Though invented in the seventies, MACD is still considered one of the most reliable momentum traders’ indicators. As the name suggests, MACD is all about the convergence and divergence of the two moving averages.

How do you read a MACD indicator in forex?

The histogram is positive when the MACD is above its nine-day EMA and negative when the MACD is below its nine-day EMA. If prices are rising, the histogram grows larger as the speed of the price movement accelerates, and contracts as price movement decelerates. The same principle works in reverse as prices are falling.

What is MACD used for in forex?

The MACD indicator is a popular price indicator used for day trading and forex trading. It measures the difference between two exponential moving averages and plots the difference as a line chart. The difference between the MACD line and a second signal line is then plotted as an easy-to-interpret histogram.

Is MACD good for forex?

Forex traders can use the MACD to confirm an entry price or exit point. Understand that the MACD can be used whether a currency pair is trading sideways or is in a downtrend or uptrend.

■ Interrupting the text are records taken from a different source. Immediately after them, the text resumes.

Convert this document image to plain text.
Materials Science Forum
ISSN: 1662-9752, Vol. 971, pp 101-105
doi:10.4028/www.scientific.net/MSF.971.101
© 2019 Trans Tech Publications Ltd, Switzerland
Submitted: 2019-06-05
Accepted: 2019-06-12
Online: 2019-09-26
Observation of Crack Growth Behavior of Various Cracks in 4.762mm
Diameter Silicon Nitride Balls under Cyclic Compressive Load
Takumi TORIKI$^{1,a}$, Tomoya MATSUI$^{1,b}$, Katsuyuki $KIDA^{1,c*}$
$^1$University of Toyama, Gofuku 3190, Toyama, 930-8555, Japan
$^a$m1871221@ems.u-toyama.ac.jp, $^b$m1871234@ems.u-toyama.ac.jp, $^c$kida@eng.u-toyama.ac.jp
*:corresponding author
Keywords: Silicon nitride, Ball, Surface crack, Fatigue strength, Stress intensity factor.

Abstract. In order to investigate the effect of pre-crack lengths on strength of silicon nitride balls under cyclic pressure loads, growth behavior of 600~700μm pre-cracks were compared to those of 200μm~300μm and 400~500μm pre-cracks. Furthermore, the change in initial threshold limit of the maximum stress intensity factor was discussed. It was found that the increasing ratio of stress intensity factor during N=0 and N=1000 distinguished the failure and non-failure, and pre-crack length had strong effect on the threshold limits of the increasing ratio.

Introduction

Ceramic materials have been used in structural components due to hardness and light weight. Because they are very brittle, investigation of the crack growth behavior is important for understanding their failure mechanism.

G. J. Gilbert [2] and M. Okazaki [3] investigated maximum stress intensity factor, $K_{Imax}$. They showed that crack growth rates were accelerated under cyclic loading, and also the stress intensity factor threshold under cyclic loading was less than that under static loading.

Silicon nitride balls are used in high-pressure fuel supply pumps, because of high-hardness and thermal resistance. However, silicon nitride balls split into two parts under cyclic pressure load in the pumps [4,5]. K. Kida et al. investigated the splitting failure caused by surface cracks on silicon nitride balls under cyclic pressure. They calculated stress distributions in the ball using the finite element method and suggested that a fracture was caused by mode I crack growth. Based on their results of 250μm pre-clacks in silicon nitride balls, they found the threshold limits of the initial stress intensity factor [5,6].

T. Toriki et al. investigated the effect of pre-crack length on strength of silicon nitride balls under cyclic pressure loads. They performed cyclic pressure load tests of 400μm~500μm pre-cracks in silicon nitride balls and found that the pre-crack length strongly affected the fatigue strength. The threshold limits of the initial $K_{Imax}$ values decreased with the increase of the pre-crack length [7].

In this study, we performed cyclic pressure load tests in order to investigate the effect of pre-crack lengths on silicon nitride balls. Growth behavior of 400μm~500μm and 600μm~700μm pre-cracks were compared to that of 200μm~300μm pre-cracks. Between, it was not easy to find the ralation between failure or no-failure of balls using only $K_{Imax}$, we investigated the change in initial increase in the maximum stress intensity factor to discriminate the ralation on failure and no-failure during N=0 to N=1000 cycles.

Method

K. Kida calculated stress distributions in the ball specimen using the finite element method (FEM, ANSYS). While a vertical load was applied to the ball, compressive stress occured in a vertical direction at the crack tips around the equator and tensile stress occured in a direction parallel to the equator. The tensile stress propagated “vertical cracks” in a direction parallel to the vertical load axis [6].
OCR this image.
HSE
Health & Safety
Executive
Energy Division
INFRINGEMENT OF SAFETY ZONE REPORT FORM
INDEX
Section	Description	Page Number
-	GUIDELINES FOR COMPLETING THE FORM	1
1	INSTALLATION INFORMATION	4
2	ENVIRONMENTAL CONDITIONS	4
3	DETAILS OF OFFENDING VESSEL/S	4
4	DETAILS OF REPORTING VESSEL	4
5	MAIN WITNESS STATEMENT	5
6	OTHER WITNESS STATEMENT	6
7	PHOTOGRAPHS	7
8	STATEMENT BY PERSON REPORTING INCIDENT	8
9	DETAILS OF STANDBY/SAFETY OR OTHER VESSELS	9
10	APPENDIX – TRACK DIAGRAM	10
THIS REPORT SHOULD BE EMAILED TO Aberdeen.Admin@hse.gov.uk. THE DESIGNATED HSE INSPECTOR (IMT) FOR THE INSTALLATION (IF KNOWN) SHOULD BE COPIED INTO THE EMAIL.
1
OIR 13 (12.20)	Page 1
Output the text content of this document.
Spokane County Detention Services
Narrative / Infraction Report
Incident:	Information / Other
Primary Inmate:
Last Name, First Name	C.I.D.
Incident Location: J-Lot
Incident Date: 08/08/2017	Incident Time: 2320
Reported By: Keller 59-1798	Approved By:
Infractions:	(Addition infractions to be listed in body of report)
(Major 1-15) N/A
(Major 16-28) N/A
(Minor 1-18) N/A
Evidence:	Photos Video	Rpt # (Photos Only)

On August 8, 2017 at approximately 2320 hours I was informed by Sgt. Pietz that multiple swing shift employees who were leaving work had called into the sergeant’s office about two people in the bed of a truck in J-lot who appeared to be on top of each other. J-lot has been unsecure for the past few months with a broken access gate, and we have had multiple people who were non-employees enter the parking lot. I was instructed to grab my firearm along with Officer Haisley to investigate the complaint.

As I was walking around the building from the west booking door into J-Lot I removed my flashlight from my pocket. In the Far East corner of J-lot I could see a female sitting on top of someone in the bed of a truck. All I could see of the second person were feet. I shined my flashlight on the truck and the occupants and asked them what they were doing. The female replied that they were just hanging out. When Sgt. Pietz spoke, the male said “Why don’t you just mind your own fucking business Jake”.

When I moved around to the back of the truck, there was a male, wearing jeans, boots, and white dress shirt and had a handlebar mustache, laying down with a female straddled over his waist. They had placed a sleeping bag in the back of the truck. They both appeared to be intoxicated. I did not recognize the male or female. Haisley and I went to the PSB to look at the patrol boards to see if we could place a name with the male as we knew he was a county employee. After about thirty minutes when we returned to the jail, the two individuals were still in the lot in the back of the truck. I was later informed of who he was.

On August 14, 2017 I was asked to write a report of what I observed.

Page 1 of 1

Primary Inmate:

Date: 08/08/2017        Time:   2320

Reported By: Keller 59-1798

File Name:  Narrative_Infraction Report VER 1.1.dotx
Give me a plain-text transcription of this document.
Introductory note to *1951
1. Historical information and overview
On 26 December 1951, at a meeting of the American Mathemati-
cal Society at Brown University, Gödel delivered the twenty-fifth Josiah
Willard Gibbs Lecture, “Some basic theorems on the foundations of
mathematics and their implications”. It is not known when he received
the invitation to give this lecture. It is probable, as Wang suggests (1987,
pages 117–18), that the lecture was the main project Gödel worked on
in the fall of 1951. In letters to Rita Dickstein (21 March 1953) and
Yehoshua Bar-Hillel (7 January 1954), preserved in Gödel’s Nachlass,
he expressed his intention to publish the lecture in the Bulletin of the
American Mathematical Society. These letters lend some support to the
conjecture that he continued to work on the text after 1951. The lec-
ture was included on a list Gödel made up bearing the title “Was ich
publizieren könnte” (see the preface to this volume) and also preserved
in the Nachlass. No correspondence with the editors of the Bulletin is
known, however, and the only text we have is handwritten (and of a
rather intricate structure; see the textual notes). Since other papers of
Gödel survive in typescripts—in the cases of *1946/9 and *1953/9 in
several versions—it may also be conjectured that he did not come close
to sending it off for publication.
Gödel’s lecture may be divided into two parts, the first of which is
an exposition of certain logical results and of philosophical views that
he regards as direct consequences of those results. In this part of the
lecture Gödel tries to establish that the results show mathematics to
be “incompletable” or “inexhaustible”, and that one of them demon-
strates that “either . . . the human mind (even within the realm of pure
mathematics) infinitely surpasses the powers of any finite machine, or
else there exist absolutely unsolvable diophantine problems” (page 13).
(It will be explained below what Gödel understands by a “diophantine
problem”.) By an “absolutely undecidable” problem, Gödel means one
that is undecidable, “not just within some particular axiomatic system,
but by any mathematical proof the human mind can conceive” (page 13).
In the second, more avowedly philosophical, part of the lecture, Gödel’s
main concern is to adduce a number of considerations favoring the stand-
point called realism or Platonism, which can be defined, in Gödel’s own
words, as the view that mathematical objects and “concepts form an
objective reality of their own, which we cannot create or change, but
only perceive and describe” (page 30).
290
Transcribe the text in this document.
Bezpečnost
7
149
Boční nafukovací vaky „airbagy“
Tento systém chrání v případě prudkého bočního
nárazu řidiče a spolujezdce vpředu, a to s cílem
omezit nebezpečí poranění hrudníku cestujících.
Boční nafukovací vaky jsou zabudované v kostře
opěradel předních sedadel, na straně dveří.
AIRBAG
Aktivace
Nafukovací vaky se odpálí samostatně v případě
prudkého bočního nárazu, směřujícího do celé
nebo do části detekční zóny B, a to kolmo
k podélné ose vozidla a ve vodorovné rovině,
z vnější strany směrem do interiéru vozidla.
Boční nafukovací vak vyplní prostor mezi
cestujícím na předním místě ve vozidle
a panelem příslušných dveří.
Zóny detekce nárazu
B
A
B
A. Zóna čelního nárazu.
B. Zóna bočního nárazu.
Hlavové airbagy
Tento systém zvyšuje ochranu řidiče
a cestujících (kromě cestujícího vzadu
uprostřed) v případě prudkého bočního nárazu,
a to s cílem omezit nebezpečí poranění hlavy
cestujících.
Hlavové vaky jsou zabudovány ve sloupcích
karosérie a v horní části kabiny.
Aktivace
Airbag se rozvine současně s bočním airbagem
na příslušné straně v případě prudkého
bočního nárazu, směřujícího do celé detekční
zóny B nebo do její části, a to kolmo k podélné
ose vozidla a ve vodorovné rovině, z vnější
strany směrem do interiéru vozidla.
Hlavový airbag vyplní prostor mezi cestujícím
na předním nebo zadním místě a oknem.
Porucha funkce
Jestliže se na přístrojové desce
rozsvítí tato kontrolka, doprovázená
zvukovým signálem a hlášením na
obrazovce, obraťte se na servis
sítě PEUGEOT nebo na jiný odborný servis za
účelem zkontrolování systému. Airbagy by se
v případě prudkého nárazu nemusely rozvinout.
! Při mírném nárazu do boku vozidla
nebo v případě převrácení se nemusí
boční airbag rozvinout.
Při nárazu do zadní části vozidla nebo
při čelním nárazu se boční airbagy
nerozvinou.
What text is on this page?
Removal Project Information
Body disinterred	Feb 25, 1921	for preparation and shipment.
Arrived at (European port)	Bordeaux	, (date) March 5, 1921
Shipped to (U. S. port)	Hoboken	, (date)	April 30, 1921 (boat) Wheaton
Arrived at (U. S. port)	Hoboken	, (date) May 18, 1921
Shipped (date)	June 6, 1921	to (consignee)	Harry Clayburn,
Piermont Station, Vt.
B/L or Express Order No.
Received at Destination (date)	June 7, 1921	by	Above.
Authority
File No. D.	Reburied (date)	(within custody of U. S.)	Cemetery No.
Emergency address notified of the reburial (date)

Which is better MACD or RSI?

The MACD proves most effective in a widely swinging market, whereas the RSI usually tops out above the 70 level and bottoms out below 30. It usually forms these tops and bottoms before the underlying price chart. Being able to interpret their behaviour can make trading easier for a day trader.

When should you buy MACD?

Traders may buy the security when the MACD crosses above its signal line and sell—or short—the security when the MACD crosses below the signal line.

Is MACD good for day trading?

Though it is not useful for intraday trading, the MACD can be applied to daily, weekly, or monthly price charts. The basic MACD trading strategy uses a two-moving-averages system—one 12-period and one 26-period—along with a nine-day exponential moving average (EMA) that serves to produce clear trading signals.

Which MACD setting is best?

The optimal MACD setting was (2, 8, 2), which means the MACD Line = 2 ema – 8 ema, and the Signal Line was the 2 ema of the MACD Line.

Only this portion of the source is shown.